| HN Mirror

Y	Hacker News new \| ask \| show \| jobs

by alan-crowe 5722 days ago

The traditional notion of a 5% confidence limit comes from devising rules of thumb for agricultural research stations in the 1930's. The basic frame work is that each experiment takes many months, a large plot of land, and plenty of money. You test crop varieties that you are already confident will give a better yield in order to check that they really do so.

Suppose your initial guessing is 50:50 and over some years you run 200 tests. 100 times the crop really does yield better and most of those show up fine. 100 times the crop doesn't actually yield better and 5% of those result in false positives. You end up with around 100 true positives and 5 false positives. A positive result really means something.
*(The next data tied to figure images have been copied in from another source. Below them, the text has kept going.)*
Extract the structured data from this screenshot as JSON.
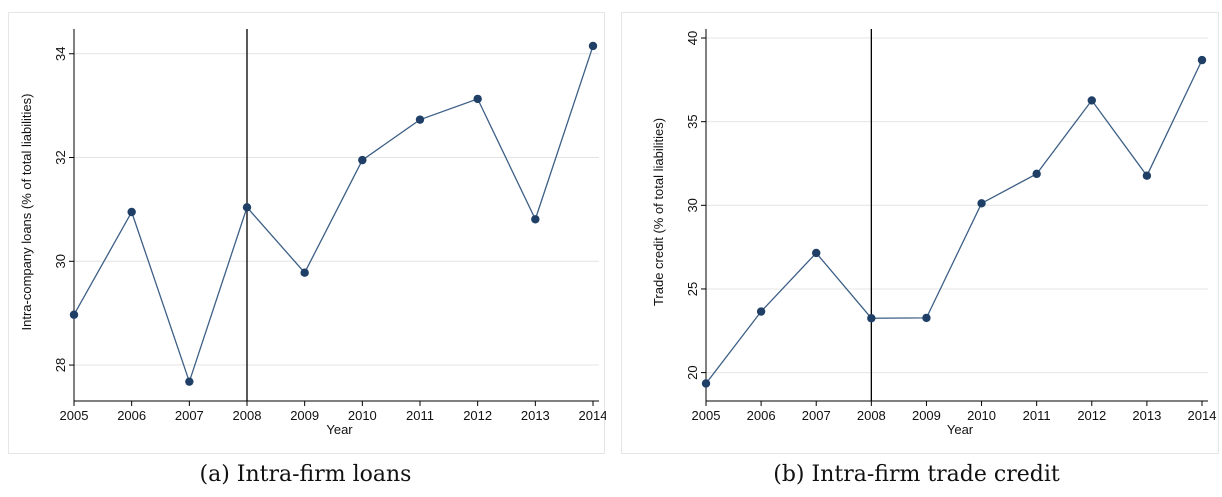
{
  "chart_data": [
    {
      "type": "line",
      "title": "",
      "xlabel": "Year",
      "ylabel": "Intra-company loans (% of total liabilities)",
      "x": [
        2005,
        2006,
        2007,
        2008,
        2009,
        2010,
        2011,
        2012,
        2013,
        2014
      ],
      "series": [
        {
          "values": [
            28.97,
            30.95,
            27.68,
            31.04,
            29.78,
            31.95,
            32.73,
            33.13,
            30.81,
            34.15
          ]
        }
      ],
      "xticks": [
        "2005",
        "2006",
        "2007",
        "2008",
        "2009",
        "2010",
        "2011",
        "2012",
        "2013",
        "2014"
      ],
      "yticks": [
        "28",
        "30",
        "32",
        "34"
      ],
      "ytick_values": [
        28,
        30,
        32,
        34
      ],
      "ylim": [
        27.5,
        34.4
      ],
      "vline": 2008,
      "grid": true,
      "caption": "(a) Intra-firm loans",
      "colors": {
        "line": "#3d5f86",
        "marker": "#1f3f66",
        "grid": "#e4e4e4",
        "vline": "#000000"
      }
    },
    {
      "type": "line",
      "title": "",
      "xlabel": "Year",
      "ylabel": "Trade credit (% of total liabilities)",
      "x": [
        2005,
        2006,
        2007,
        2008,
        2009,
        2010,
        2011,
        2012,
        2013,
        2014
      ],
      "series": [
        {
          "values": [
            19.35,
            23.65,
            27.15,
            23.25,
            23.27,
            30.12,
            31.88,
            36.27,
            31.77,
            38.68
          ]
        }
      ],
      "xticks": [
        "2005",
        "2006",
        "2007",
        "2008",
        "2009",
        "2010",
        "2011",
        "2012",
        "2013",
        "2014"
      ],
      "yticks": [
        "20",
        "25",
        "30",
        "35",
        "40"
      ],
      "ytick_values": [
        20,
        25,
        30,
        35,
        40
      ],
      "ylim": [
        18.9,
        40.3
      ],
      "vline": 2008,
      "grid": true,
      "caption": "(b) Intra-firm trade credit",
      "colors": {
        "line": "#3d5f86",
        "marker": "#1f3f66",
        "grid": "#e4e4e4",
        "vline": "#000000"
      }
    }
  ]
}
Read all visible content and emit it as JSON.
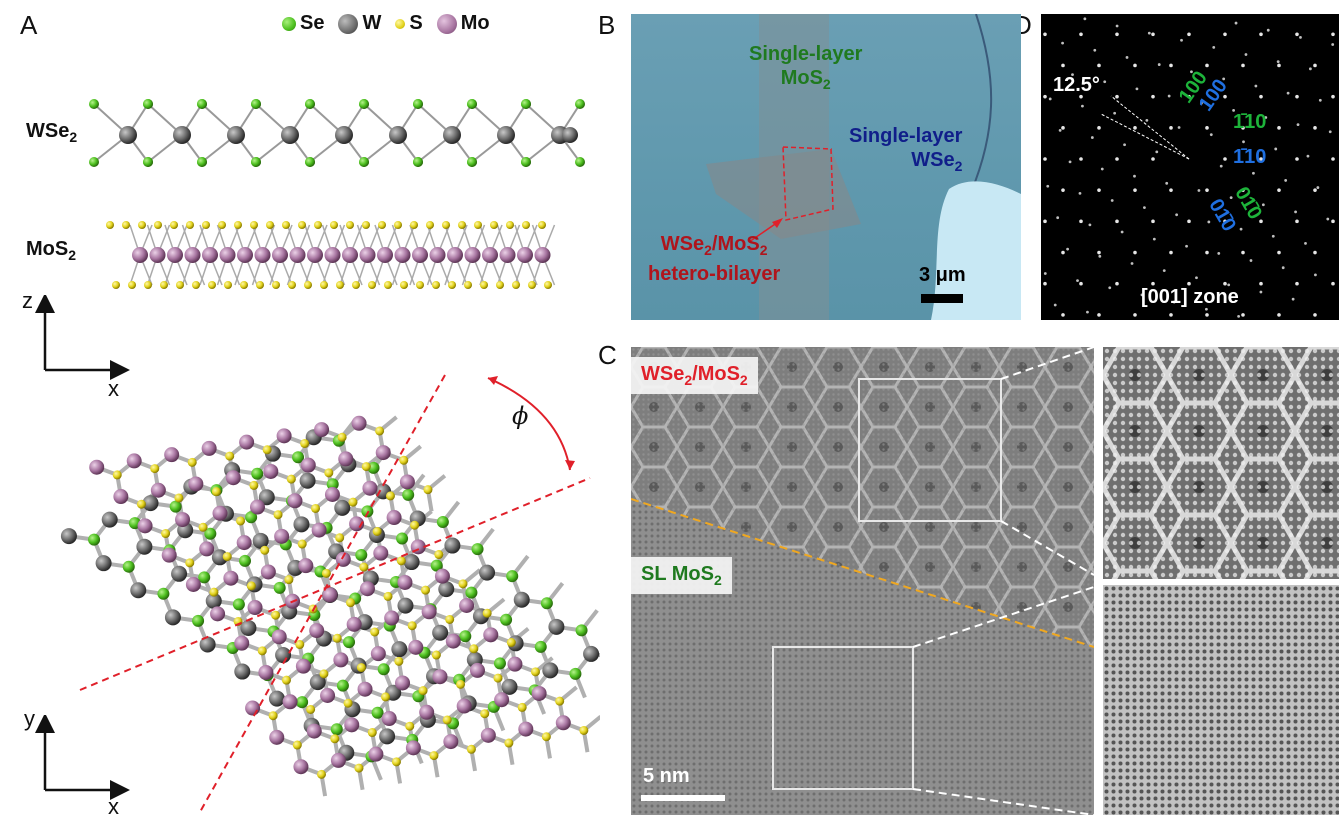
{
  "panel_labels": {
    "a": "A",
    "b": "B",
    "c": "C",
    "d": "D"
  },
  "legend": [
    {
      "label": "Se",
      "color": "#4cbf1e"
    },
    {
      "label": "W",
      "color": "#6b6b6b"
    },
    {
      "label": "S",
      "color": "#e2d21a"
    },
    {
      "label": "Mo",
      "color": "#a774a0"
    }
  ],
  "panel_a": {
    "layer_top": "WSe",
    "layer_top_sub": "2",
    "layer_bottom": "MoS",
    "layer_bottom_sub": "2",
    "side_axes": {
      "vertical": "z",
      "horizontal": "x"
    },
    "top_axes": {
      "vertical": "y",
      "horizontal": "x"
    },
    "angle_symbol": "ϕ"
  },
  "panel_b": {
    "mos2_label_line1": "Single-layer",
    "mos2_label_line2": "MoS",
    "mos2_label_sub": "2",
    "wse2_label_line1": "Single-layer",
    "wse2_label_line2": "WSe",
    "wse2_label_sub": "2",
    "hetero_line1_a": "WSe",
    "hetero_line1_sub1": "2",
    "hetero_line1_b": "/MoS",
    "hetero_line1_sub2": "2",
    "hetero_line2": "hetero-bilayer",
    "scalebar": "3 μm"
  },
  "panel_c": {
    "tag_top_a": "WSe",
    "tag_top_sub1": "2",
    "tag_top_b": "/MoS",
    "tag_top_sub2": "2",
    "tag_bottom_a": "SL MoS",
    "tag_bottom_sub": "2",
    "scalebar": "5 nm"
  },
  "panel_d": {
    "angle": "12.5°",
    "green_100": "100",
    "blue_100": "100",
    "green_110": "1̄10",
    "blue_110": "1̄10",
    "green_010": "01̄0",
    "blue_010": "01̄0",
    "zone": "[001] zone"
  }
}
Fast forward 80 years and research has changed. You have high throughput screening machines and can test 100,000 different molecules in your hunt for a new antibiotic. Suppose you have got lucky and there really is a new antibiotic in your combinatorial explosion of side chains. A p-value of 5% gives you 5000 false positives. With any luck you don't get a false negative and your new antibiotic also makes it through the initial screen. Now you have 5001 +/- 70 positives. The probability that a positive result is true is only 0.0002 or 0.02%. A positive results still means something important. You are searching for a needle in a haystack and you have discarded 95% of the hay, but there is still plenty of hay left and the 99.98% of the results are wrong.